Trade Update - September 2014
Date Added: 23 Sep 2014 from BusinessNZ
There was no breakthrough at the most recent negotiating round in Vietnam, indeed some on the New Zealand delegation noted a lack of urgency from other negotiating teams. The basic equation has not changed. A poor quality deal that allowed Japan and Canada (and the US) to avoid difficult decisions on agriculture and automobiles could have been done by now. But this may have proved unacceptable to major lobbies in Washington and to the Republican Party. They could have killed any agreement when it went to the hill for ratification. Obama is therefore reluctant to take any risks on reaching final agreement on TPP without a negotiating authority.

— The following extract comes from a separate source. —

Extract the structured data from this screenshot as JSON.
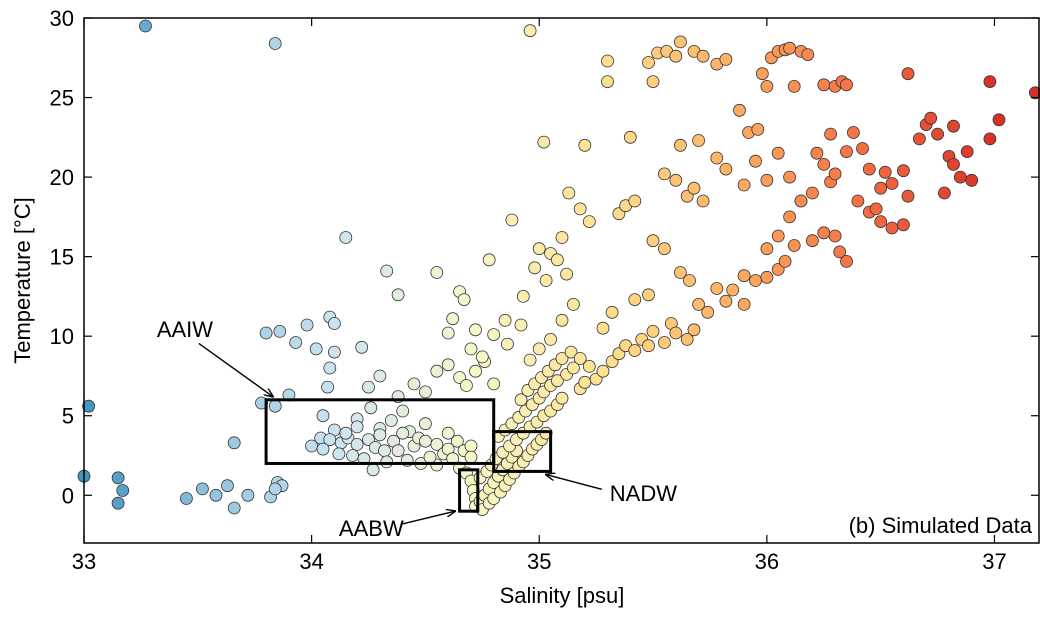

He can't get this prior to the mid-term elections in November, but sees a prospect for achieving agreement on an authority in the early days of the new Congress. The US will therefore delay making final decisions on TPP until the issue of a negotiating authority is resolved. If Obama is given a negotiating authority this will probably require a certain level of quality to be achieved in the negotiation. At that point the real negotiation will resume, and Japan and Canada will have to make hard choices.
The next negotiating round in Canberra in late October therefore looks to be as inconclusive as the last in Hanoi.

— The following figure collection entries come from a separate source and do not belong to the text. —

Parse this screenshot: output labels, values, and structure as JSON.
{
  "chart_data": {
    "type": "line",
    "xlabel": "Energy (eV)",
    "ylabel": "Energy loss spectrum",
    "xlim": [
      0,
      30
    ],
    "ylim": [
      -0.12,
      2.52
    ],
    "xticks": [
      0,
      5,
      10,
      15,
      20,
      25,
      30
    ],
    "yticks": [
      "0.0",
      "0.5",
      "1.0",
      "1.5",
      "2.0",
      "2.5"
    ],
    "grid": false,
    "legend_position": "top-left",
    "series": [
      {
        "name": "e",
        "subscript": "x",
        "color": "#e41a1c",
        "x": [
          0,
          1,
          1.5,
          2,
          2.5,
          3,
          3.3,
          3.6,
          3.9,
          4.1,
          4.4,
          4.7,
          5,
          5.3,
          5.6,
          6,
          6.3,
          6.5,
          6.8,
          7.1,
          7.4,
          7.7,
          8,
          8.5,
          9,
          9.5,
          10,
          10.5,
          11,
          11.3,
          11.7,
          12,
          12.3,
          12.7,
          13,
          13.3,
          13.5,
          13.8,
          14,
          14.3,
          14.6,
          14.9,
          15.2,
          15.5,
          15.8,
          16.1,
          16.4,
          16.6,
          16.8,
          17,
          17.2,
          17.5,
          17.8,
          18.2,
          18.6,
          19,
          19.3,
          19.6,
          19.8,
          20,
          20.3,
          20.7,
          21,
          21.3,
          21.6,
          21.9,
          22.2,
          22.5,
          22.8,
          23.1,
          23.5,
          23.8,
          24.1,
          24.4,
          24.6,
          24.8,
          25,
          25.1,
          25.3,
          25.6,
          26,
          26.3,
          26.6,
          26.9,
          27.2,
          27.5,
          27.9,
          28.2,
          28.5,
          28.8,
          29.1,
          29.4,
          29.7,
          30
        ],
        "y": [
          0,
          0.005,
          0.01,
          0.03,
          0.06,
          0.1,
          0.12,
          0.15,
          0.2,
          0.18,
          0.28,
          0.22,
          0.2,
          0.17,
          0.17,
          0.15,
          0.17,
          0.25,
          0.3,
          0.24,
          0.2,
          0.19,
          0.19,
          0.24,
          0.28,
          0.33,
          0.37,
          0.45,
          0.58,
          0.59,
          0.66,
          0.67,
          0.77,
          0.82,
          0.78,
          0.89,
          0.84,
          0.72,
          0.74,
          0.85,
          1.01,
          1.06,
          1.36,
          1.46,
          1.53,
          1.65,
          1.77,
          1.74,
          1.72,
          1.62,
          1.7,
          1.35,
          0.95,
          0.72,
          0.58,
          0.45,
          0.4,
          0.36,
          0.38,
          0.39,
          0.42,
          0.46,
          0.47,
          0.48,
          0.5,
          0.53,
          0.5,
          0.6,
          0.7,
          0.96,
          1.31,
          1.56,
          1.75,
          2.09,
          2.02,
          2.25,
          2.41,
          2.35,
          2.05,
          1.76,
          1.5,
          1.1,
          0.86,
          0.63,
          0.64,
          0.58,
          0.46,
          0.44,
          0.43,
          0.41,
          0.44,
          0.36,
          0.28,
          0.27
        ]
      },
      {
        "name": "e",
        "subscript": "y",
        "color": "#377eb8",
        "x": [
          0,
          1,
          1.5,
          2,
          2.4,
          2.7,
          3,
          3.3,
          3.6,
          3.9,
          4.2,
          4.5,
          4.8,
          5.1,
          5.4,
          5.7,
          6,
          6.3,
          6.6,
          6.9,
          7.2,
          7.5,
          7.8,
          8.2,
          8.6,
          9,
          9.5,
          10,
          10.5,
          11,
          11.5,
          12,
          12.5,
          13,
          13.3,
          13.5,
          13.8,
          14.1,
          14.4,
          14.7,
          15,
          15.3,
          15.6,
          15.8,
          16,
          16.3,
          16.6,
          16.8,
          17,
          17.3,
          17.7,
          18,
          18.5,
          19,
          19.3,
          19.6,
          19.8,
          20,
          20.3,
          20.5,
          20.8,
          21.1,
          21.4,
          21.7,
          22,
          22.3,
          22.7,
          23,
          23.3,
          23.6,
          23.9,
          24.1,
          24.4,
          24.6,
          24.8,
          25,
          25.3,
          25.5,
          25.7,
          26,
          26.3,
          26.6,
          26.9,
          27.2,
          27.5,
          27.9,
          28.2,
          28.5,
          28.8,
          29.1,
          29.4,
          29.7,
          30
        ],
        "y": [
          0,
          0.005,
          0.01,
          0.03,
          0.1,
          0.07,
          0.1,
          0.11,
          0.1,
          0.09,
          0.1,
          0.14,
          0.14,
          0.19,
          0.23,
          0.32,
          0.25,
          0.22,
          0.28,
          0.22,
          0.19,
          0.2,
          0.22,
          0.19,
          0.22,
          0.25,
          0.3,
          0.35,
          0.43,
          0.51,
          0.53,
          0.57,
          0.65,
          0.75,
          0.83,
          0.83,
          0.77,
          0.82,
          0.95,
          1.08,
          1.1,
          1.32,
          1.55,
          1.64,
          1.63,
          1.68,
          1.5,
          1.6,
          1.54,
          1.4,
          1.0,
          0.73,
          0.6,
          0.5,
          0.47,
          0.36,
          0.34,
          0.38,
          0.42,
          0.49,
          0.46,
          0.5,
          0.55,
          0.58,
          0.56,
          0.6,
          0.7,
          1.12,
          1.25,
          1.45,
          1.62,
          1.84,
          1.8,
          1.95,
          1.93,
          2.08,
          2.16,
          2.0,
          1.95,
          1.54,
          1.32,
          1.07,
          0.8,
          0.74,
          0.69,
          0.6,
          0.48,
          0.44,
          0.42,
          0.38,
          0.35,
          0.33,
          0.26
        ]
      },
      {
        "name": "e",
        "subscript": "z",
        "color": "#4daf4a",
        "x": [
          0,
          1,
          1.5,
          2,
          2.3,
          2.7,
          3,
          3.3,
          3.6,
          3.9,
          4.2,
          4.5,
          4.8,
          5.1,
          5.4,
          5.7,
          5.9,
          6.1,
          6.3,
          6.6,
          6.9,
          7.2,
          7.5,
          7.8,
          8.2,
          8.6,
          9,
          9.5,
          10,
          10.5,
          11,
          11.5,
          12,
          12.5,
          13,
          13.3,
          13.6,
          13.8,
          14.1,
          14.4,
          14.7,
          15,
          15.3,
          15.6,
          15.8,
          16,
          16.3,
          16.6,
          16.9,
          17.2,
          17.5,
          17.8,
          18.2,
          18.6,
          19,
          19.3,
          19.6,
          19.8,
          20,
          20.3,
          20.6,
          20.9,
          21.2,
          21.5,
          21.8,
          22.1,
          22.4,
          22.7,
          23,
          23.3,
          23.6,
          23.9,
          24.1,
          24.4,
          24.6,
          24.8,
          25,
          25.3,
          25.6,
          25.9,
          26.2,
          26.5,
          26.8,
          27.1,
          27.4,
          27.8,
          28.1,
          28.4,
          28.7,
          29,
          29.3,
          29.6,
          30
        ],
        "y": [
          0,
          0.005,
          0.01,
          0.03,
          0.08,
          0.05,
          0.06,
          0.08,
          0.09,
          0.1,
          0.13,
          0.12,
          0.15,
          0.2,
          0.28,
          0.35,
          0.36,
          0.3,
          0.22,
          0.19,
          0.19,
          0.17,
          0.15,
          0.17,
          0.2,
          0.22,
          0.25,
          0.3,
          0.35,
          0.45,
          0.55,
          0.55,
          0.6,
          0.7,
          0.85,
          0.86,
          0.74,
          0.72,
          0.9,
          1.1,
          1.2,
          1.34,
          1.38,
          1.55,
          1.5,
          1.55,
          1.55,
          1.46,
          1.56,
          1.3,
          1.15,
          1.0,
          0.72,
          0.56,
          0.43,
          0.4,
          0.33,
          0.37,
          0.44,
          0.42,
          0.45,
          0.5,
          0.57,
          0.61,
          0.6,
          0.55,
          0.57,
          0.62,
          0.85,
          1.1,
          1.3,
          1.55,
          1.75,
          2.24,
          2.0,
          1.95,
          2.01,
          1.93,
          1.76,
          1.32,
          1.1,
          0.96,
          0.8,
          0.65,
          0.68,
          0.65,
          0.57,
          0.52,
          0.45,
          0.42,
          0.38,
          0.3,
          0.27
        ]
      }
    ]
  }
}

Minister Groser is going to great lengths to challenge a recent media story that suggests that the Korea FTA negotiation has stalled. The negotiation is at a very delicate stage, and close to the end game. There was some expectation from some industries that a deal had been done (not necessarily a high quality deal) but this has not happened. Work is underway at officials level to try and finalise a workable goods liberalisation package. No one should expect a breakthrough until perhaps meetings at APEC or the G20 in November.
Officials are set to meet in mid-October to determine the remaining work that needs to be done to finalise the FTA between New Zealand and the Gulf Cooperation Council. All signs are that the impediments to an agreement have been removed (live sheep exports for breeding purposes) but there may be some months of work ahead before the agreement is ready for signature.

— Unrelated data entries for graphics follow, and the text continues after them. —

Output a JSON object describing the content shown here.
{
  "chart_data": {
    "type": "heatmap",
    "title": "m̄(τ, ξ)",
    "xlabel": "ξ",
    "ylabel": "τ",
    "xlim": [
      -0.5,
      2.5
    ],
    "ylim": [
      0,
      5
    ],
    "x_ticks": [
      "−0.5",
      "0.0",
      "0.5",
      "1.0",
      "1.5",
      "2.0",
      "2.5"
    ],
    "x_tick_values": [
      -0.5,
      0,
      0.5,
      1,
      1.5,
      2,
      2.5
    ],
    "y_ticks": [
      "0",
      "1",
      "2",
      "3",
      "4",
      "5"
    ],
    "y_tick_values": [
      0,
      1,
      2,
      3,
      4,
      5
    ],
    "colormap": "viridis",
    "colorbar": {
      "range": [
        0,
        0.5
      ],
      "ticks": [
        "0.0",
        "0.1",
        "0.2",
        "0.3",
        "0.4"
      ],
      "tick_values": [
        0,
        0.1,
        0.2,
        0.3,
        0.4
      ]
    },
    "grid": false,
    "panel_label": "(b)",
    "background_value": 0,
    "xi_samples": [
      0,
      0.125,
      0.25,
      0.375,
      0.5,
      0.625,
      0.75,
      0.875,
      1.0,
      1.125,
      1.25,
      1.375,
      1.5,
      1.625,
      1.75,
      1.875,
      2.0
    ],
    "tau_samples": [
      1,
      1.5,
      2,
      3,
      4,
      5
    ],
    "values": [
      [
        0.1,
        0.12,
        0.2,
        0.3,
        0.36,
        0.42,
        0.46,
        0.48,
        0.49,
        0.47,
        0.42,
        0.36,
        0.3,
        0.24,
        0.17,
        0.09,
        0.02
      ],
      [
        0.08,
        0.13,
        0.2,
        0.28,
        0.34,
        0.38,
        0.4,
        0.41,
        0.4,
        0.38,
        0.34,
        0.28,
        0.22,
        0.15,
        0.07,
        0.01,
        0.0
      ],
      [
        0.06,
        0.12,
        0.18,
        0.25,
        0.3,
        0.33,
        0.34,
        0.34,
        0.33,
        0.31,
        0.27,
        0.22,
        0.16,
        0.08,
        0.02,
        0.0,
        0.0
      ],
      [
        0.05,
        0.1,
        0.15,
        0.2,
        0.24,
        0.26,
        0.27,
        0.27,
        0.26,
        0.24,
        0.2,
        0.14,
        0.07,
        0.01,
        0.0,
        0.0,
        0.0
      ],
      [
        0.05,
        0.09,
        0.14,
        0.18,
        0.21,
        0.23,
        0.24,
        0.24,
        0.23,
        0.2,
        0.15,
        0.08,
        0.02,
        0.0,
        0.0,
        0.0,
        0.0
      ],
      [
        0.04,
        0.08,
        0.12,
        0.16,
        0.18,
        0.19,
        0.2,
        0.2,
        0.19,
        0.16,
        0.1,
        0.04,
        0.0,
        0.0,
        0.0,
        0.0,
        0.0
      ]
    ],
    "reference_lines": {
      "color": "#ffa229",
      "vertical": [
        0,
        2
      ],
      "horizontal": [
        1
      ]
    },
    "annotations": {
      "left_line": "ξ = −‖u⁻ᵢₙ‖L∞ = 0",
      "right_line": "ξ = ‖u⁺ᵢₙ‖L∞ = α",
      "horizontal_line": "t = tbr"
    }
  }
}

The message from New Delhi is not encouraging. India is going to give priority to negotiations with developing countries. Dairy is seen as a particularly challenging issue for the new Indian Government.
There is a strong expectation that Tim Groser will be retained as Trade Minister in the new Ministry that the PM is expected to announce in early October.
It is our expectation that Tim Groser will continue on as Trade Minister post election.